A este paso, dice Perryman, se calcula que la producción se incrementará a entre 6.5 y 9.7 millones de pies cúbicos por día para el año 2015.

Contraste del impacto entre residentes

Mientras que para unos propietarios de residencias en la superficie del Barnett este impacto benéfico ya se ha materializado en un cheque de $250 para arrendar el subsuelo de sus hogares, para otros la promesa de un bono mucho más generoso todavía se gestiona.

Aunque no saben el número exacto, voluntarios de organizaciones de vecinos dicen que muchos residentes se apresuraron a firmar el primer contrato que hace más de un año les ofrecieron individuos representantes de compañías explotadoras de combustible.

La enorme diferencia en la compensación para los vecinos que aceptaron la primera oferta y los que todavía no firman se puede medir en miles de dólares ya que a estos últimos se les presentó el mes pasado la oferta de más de 26 mil dólares. Ese mes tal oferta era un récord.

Y es que además del beneficio económico, el descubrimiento de carburantes también ha resultado en la formación de decenas de organizaciones de vecinos que se han unido para investigar y pactar la mejor oferta posible con empresas explotadoras de energía.

“Estos años han sido un paseo en ruleta rusa”, dice Ron Melton, uno de los organizadores de South East Arlington Communities of Texas (SEACTX).

Gracias al trabajo de cientos de voluntarios como Melton, un hombre de 70 años pensionado de Texas Instruments, SEATX logró un acuerdo con XTO Energy para que sus miembros en casi 20 vecindarios que abarcan aproximadamente 6 mil acres, fueran compensados con $26,517 por acre como bono para firmar un contrato que permita a XTO Energy explotar gas y petróleo del subsuelo.

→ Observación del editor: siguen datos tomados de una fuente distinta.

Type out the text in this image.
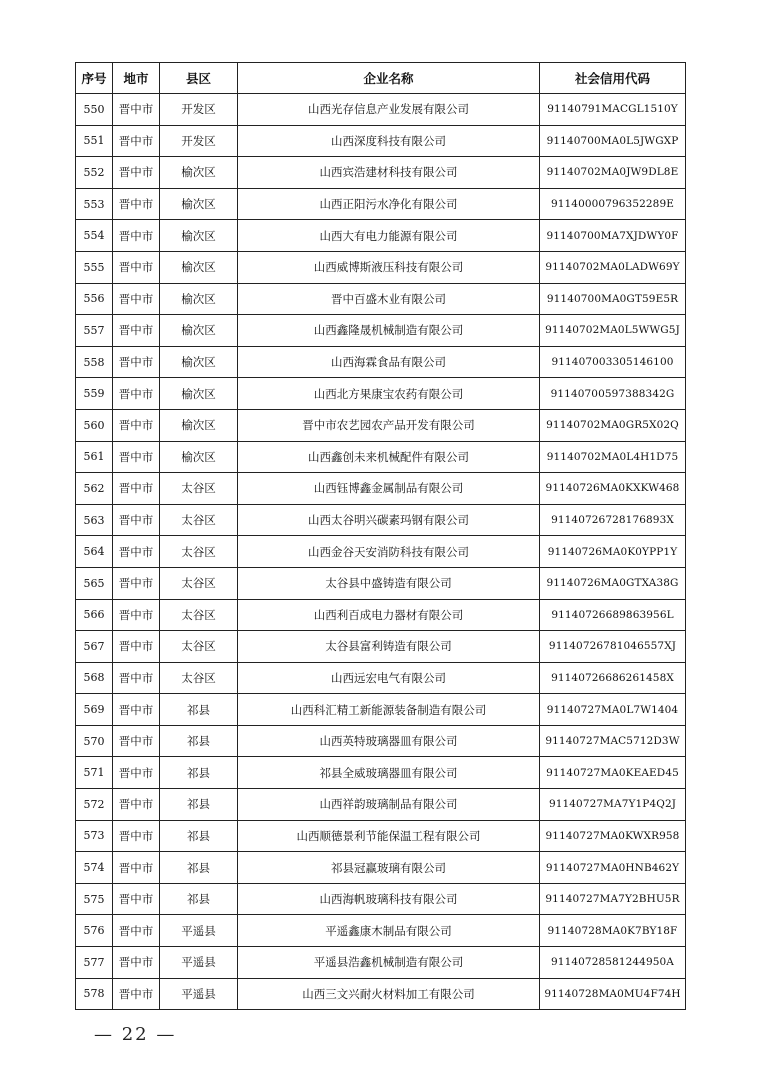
序号	地市	县区	企业名称	社会信用代码
550	晋中市	开发区	山西光存信息产业发展有限公司	91140791MACGL1510Y
551	晋中市	开发区	山西深度科技有限公司	91140700MA0L5JWGXP
552	晋中市	榆次区	山西宾浩建材科技有限公司	91140702MA0JW9DL8E
553	晋中市	榆次区	山西正阳污水净化有限公司	91140000796352289E
554	晋中市	榆次区	山西大有电力能源有限公司	91140700MA7XJDWY0F
555	晋中市	榆次区	山西威博斯液压科技有限公司	91140702MA0LADW69Y
556	晋中市	榆次区	晋中百盛木业有限公司	91140700MA0GT59E5R
557	晋中市	榆次区	山西鑫隆晟机械制造有限公司	91140702MA0L5WWG5J
558	晋中市	榆次区	山西海霖食品有限公司	911407003305146100
559	晋中市	榆次区	山西北方果康宝农药有限公司	91140700597388342G
560	晋中市	榆次区	晋中市农艺园农产品开发有限公司	91140702MA0GR5X02Q
561	晋中市	榆次区	山西鑫创未来机械配件有限公司	91140702MA0L4H1D75
562	晋中市	太谷区	山西钰博鑫金属制品有限公司	91140726MA0KXKW468
563	晋中市	太谷区	山西太谷明兴碳素玛钢有限公司	91140726728176893X
564	晋中市	太谷区	山西金谷天安消防科技有限公司	91140726MA0K0YPP1Y
565	晋中市	太谷区	太谷县中盛铸造有限公司	91140726MA0GTXA38G
566	晋中市	太谷区	山西利百成电力器材有限公司	91140726689863956L
567	晋中市	太谷区	太谷县富利铸造有限公司	91140726781046557XJ
568	晋中市	太谷区	山西远宏电气有限公司	91140726686261458X
569	晋中市	祁县	山西科汇精工新能源装备制造有限公司	91140727MA0L7W1404
570	晋中市	祁县	山西英特玻璃器皿有限公司	91140727MAC5712D3W
571	晋中市	祁县	祁县全威玻璃器皿有限公司	91140727MA0KEAED45
572	晋中市	祁县	山西祥韵玻璃制品有限公司	91140727MA7Y1P4Q2J
573	晋中市	祁县	山西顺德景利节能保温工程有限公司	91140727MA0KWXR958
574	晋中市	祁县	祁县冠赢玻璃有限公司	91140727MA0HNB462Y
575	晋中市	祁县	山西海帆玻璃科技有限公司	91140727MA7Y2BHU5R
576	晋中市	平遥县	平遥鑫康木制品有限公司	91140728MA0K7BY18F
577	晋中市	平遥县	平遥县浩鑫机械制造有限公司	91140728581244950A
578	晋中市	平遥县	山西三文兴耐火材料加工有限公司	91140728MA0MU4F74H
— 22 —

El contrato estipula además del bono, un pago del 26.5 por ciento de las ganancias netas de la empresa explotadora. Entre otras condiciones el contrato de 3 años no permite el uso de la superficie del terreno por parte de la empresa. El terreno es considerado hasta la mitad de la calle de enfrente y del callejón de la parte posterior, si existe, asegura Melton.

Respecto a la discrepancia en compensación Perryman comenta: “Esta discrepancia no es extraña en esta clase de situaciones. Es el resultado de una combinación de circunstancias, mientras que el tiempo pasa la gente está más informada y quiere más dinero. Por su parte las empresas pueden pagar más porque ya conocen más de los riesgos y también de su potencial”.